We can do a random subsampling to have less data points to plot but that could still allow us to see these specificities.
import numpy as np
rng = np.random.RandomState(0)
indices = rng.choice(
np.arange(california_housing.frame.shape[0]), size=500, replace=False
)
sns.scatterplot(
data=california_housing.frame.iloc[indices],
x="Longitude",
y="Latitude",
size="MedHouseVal",
hue="MedHouseVal",
palette="viridis",
alpha=0.5,
)
plt.legend(title="MedHouseVal", bbox_to_anchor=(1.05, 1), loc="upper left")
_ = plt.title("Median house value depending of\n their spatial location")
We can make a final analysis by making a pair plot of all features and the target but dropping the longitude and latitude. We will quantize the target such that we can create proper histogram.
import pandas as pd
# Drop the unwanted columns
columns_drop = ["Longitude", "Latitude"]
subset = california_housing.frame.iloc[indices].drop(columns=columns_drop)
# Quantize the target and keep the midpoint for each interval
subset["MedHouseVal"] = pd.qcut(subset["MedHouseVal"], 6, retbins=False)
subset["MedHouseVal"] = subset["MedHouseVal"].apply(lambda x: x.mid)
_ = sns.pairplot(data=subset, hue="MedHouseVal", palette="viridis")
While it is always complicated to interpret a pairplot since there is a lot of data, here we can get a couple of intuitions. We can confirm that some features have extreme values (outliers?). We can as well see that the median income is helpful to distinguish high-valued from low-valued houses.
Thus, creating a predictive model, we could expect the longitude, latitude, and the median income to be useful features to help at predicting the median house values.
If you are curious, we created a linear predictive model below and show the values of the coefficients obtained via cross-validation.

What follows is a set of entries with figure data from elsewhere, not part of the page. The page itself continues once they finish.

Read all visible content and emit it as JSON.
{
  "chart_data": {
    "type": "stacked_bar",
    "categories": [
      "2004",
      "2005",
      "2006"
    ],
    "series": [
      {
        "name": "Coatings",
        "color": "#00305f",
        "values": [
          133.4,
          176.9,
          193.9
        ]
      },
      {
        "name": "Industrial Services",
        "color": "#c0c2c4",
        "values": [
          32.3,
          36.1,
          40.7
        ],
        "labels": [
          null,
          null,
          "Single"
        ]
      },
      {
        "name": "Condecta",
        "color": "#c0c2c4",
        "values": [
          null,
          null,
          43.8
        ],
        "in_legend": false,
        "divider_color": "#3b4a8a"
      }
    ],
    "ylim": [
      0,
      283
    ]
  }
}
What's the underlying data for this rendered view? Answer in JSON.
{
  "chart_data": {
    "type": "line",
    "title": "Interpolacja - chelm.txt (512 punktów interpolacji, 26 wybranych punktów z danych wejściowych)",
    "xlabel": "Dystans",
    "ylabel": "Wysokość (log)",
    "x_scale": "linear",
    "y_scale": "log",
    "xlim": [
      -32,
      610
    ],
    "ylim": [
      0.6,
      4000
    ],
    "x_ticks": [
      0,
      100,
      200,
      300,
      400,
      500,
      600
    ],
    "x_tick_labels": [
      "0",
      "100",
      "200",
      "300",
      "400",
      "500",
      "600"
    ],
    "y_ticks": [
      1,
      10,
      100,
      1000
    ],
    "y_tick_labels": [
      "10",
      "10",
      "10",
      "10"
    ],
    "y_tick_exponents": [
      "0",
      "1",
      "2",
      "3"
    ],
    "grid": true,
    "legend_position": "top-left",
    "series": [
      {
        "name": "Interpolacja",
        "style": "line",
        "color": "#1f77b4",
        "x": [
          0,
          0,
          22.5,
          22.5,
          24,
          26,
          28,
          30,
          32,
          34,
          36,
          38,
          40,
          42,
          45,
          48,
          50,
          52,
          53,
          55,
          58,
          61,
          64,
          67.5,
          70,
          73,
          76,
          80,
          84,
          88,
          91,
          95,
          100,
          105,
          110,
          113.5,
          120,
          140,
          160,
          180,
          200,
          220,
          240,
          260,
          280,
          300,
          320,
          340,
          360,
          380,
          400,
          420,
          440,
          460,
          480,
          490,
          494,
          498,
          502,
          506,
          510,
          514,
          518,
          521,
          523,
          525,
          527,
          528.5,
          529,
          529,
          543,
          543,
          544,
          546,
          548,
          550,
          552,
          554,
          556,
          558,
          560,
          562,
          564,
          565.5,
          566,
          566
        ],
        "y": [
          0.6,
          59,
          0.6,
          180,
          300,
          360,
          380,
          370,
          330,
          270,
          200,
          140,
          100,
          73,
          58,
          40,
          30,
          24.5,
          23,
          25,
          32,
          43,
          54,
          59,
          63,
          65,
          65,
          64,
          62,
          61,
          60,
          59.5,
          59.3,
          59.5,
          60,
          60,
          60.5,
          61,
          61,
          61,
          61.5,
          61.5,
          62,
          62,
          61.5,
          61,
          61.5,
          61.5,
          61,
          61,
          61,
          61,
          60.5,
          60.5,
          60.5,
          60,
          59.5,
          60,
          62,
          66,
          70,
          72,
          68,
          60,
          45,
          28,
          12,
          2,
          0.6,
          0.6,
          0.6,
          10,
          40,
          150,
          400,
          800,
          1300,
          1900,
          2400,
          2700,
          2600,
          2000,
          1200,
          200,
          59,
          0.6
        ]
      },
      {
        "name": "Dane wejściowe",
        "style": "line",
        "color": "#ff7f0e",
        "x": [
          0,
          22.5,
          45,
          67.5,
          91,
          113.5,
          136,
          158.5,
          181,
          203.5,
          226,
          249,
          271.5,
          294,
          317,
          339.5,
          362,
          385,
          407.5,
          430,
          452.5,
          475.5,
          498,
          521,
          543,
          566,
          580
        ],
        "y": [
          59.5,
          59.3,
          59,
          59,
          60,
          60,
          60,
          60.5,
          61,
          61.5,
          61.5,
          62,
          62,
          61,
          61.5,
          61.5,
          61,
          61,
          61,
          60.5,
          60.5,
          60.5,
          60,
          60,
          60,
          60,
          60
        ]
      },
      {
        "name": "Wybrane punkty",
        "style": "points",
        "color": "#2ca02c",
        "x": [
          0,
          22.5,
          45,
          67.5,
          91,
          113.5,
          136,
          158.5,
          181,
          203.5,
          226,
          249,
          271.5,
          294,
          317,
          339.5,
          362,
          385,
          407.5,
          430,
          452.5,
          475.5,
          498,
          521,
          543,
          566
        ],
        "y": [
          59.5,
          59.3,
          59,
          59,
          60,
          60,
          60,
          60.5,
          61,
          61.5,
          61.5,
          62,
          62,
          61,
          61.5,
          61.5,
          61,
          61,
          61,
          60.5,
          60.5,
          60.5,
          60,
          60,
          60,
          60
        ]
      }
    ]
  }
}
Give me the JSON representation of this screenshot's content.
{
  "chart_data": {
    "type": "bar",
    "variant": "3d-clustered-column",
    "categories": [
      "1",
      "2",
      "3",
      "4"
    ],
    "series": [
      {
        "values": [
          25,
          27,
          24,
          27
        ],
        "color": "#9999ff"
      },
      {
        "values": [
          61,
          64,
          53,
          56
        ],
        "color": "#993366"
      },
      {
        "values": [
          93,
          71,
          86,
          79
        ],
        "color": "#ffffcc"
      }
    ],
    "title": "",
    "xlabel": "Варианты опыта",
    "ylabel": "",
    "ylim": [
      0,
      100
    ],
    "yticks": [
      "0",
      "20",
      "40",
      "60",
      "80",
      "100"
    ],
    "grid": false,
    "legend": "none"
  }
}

from sklearn.preprocessing import StandardScaler
from sklearn.linear_model import RidgeCV
from sklearn.pipeline import make_pipeline
from sklearn.model_selection import cross_validate
alphas = np.logspace(-3, 1, num=30)
model = make_pipeline(StandardScaler(), RidgeCV(alphas=alphas))
cv_results = cross_validate(
model,
california_housing.data,
california_housing.target,
return_estimator=True,
n_jobs=2,
)
score = cv_results["test_score"]
print(f"R2 score: {score.mean():.3f} ± {score.std():.3f}")
import pandas as pd
coefs = pd.DataFrame(
[est[-1].coef_ for est in cv_results["estimator"]],
columns=california_housing.feature_names,
)
color = {"whiskers": "black", "medians": "black", "caps": "black"}
coefs.plot.box(vert=False, color=color)
plt.axvline(x=0, ymin=-1, ymax=1, color="black", linestyle="--")
_ = plt.title("Coefficients of Ridge models\n via cross-validation")
It seems that the three features that we earlier spotted are found important by this model. But be careful regarding interpreting these coefficients. We let you go into the module "Interpretation" to go in depth regarding such experiment.